STRAGE DI UTOYA – Errori, ritardi, valutazioni sbagliate. Forse non si spegneranno mai le polemiche intorno all’intervento della polizia norvegese sull’isola di Utøya, il 22 luglio dell’anno scorso, quando Anders Behring Breivik fece strage di giovani socialdemocratici, uccidendone sessantanove. Forse non si arriverà mai a una parola definitiva su ciò che effettivamente sarebbe stato meglio fare. Quel che è certo è che le indagini interne della polizia norvegese mostrano che in quel triste pomeriggio dell’estate scorsa sono state prese alcune decisioni sbagliate.
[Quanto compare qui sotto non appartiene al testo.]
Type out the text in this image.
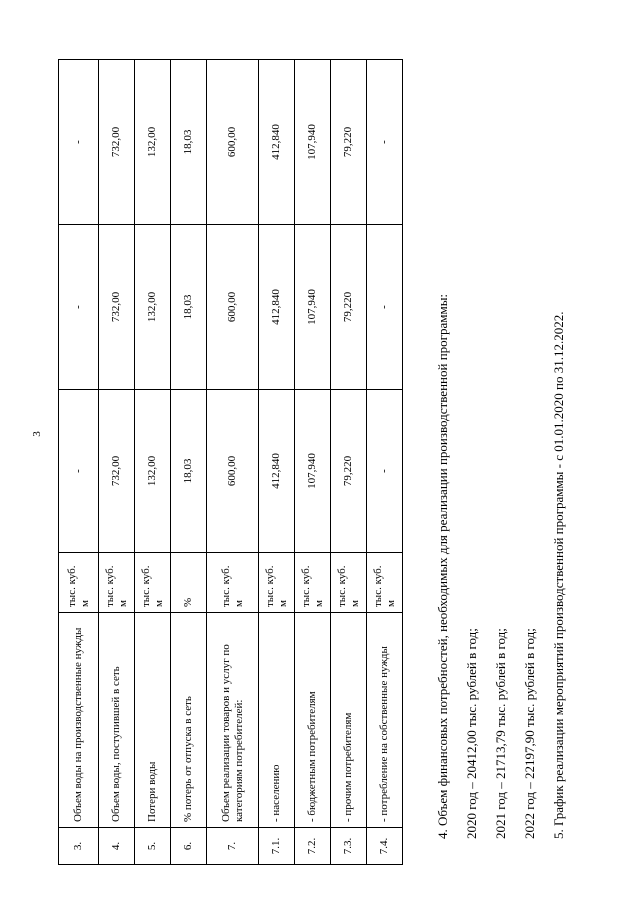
3
3.	Объем воды на производственные нужды	тыс. куб. м	-	-	-
4.	Объем воды, поступившей в сеть	тыс. куб. м	732,00	732,00	732,00
5.	Потери воды	тыс. куб. м	132,00	132,00	132,00
6.	% потерь от отпуска в сеть	%	18,03	18,03	18,03
7.	Объем реализации товаров и услуг по категориям потребителей:	тыс. куб. м	600,00	600,00	600,00
7.1.	- населению	тыс. куб. м	412,840	412,840	412,840
7.2.	- бюджетным потребителям	тыс. куб. м	107,940	107,940	107,940
7.3.	- прочим потребителям	тыс. куб. м	79,220	79,220	79,220
7.4.	- потребление на собственные нужды	тыс. куб. м	-	-	-

4. Объем финансовых потребностей, необходимых для реализации производственной программы:	2020 год – 20412,00 тыс. рублей в год;	2021 год – 21713,79 тыс. рублей в год;	2022 год – 22197,90 тыс. рублей в год;	5. График реализации мероприятий производственной программы - с 01.01.2020 по 31.12.2022.
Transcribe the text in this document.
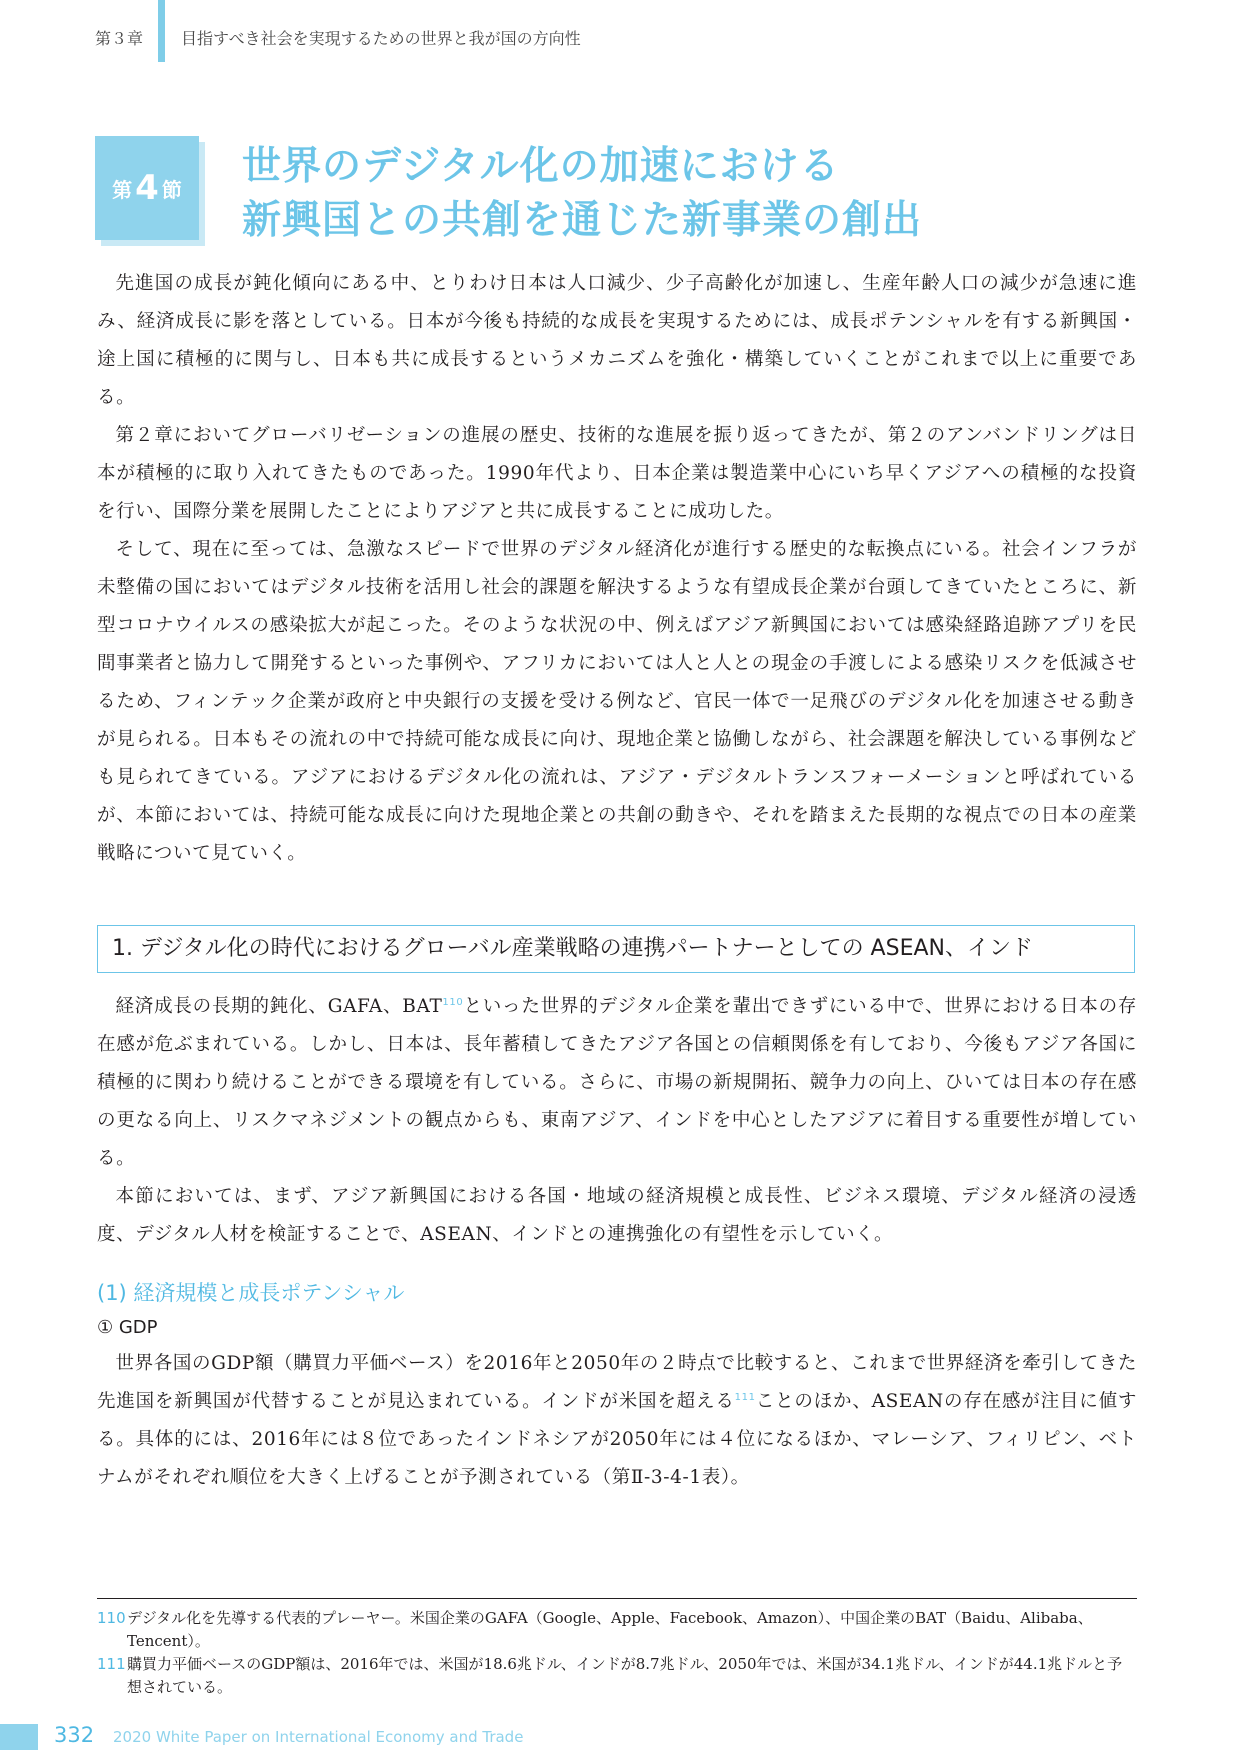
第３章 目指すべき社会を実現するための世界と我が国の方向性
第 4 節
世界のデジタル化の加速における
新興国との共創を通じた新事業の創出

先進国の成長が鈍化傾向にある中、とりわけ日本は人口減少、少子高齢化が加速し、生産年齢人口の減少が急速に進み、経済成長に影を落としている。日本が今後も持続的な成長を実現するためには、成長ポテンシャルを有する新興国・途上国に積極的に関与し、日本も共に成長するというメカニズムを強化・構築していくことがこれまで以上に重要である。

第２章においてグローバリゼーションの進展の歴史、技術的な進展を振り返ってきたが、第２のアンバンドリングは日本が積極的に取り入れてきたものであった。1990年代より、日本企業は製造業中心にいち早くアジアへの積極的な投資を行い、国際分業を展開したことによりアジアと共に成長することに成功した。

そして、現在に至っては、急激なスピードで世界のデジタル経済化が進行する歴史的な転換点にいる。社会インフラが未整備の国においてはデジタル技術を活用し社会的課題を解決するような有望成長企業が台頭してきていたところに、新型コロナウイルスの感染拡大が起こった。そのような状況の中、例えばアジア新興国においては感染経路追跡アプリを民間事業者と協力して開発するといった事例や、アフリカにおいては人と人との現金の手渡しによる感染リスクを低減させるため、フィンテック企業が政府と中央銀行の支援を受ける例など、官民一体で一足飛びのデジタル化を加速させる動きが見られる。日本もその流れの中で持続可能な成長に向け、現地企業と協働しながら、社会課題を解決している事例なども見られてきている。アジアにおけるデジタル化の流れは、アジア・デジタルトランスフォーメーションと呼ばれているが、本節においては、持続可能な成長に向けた現地企業との共創の動きや、それを踏まえた長期的な視点での日本の産業戦略について見ていく。

1. デジタル化の時代におけるグローバル産業戦略の連携パートナーとしての ASEAN、インド

経済成長の長期的鈍化、GAFA、BAT$^{110}$といった世界的デジタル企業を輩出できずにいる中で、世界における日本の存在感が危ぶまれている。しかし、日本は、長年蓄積してきたアジア各国との信頼関係を有しており、今後もアジア各国に積極的に関わり続けることができる環境を有している。さらに、市場の新規開拓、競争力の向上、ひいては日本の存在感の更なる向上、リスクマネジメントの観点からも、東南アジア、インドを中心としたアジアに着目する重要性が増している。

本節においては、まず、アジア新興国における各国・地域の経済規模と成長性、ビジネス環境、デジタル経済の浸透度、デジタル人材を検証することで、ASEAN、インドとの連携強化の有望性を示していく。

(1) 経済規模と成長ポテンシャル
① GDP

世界各国のGDP額（購買力平価ベース）を2016年と2050年の２時点で比較すると、これまで世界経済を牽引してきた先進国を新興国が代替することが見込まれている。インドが米国を超える$^{111}$ことのほか、ASEANの存在感が注目に値する。具体的には、2016年には８位であったインドネシアが2050年には４位になるほか、マレーシア、フィリピン、ベトナムがそれぞれ順位を大きく上げることが予測されている（第Ⅱ-3-4-1表）。

110 デジタル化を先導する代表的プレーヤー。米国企業のGAFA（Google、Apple、Facebook、Amazon）、中国企業のBAT（Baidu、Alibaba、Tencent）。
111 購買力平価ベースのGDP額は、2016年では、米国が18.6兆ドル、インドが8.7兆ドル、2050年では、米国が34.1兆ドル、インドが44.1兆ドルと予想されている。
332 2020 White Paper on International Economy and Trade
Un rapporto di oltre 80 pagine redatto dalla polizia della contea di Buskerud (la contea dove si trova l’isola di Utøya) è arrivata alla conclusione che le forze dell’ordine sarebbero potute arrivare sul posto ventidue minuti prima. Il ritardo è stato causato da una serie di decisioni sbagliate. La prima – e forse la più decisiva – è stata quella di non seguire il piano iniziale che prevedeva di imbarcare alcuni poliziotti sul molo di Utvika, a un chilometro circa da Utøya, e spedirli subito sull’isola.

Facendolo, secondo la polizia della contea di Buskerud si sarebbero guadagnati ben sedici minuti. Invece si decise imbarcare altri quattro poliziotti sull’isola di Storøya, circa cinque chilometri a nord: quattro agenti da aggiungere ai sei già saliti a bordo. Col risultato di appesantire notevolmente la barca: e questo ha causato la perdita di altri sei minuti. Si arriva così a quei ventidue minuti forse decisivi: si sarebbero potute salvare vite umane? Il capo della polizia della contea di Buskerud, come riporta il The Foreign, non ha voluto commentare.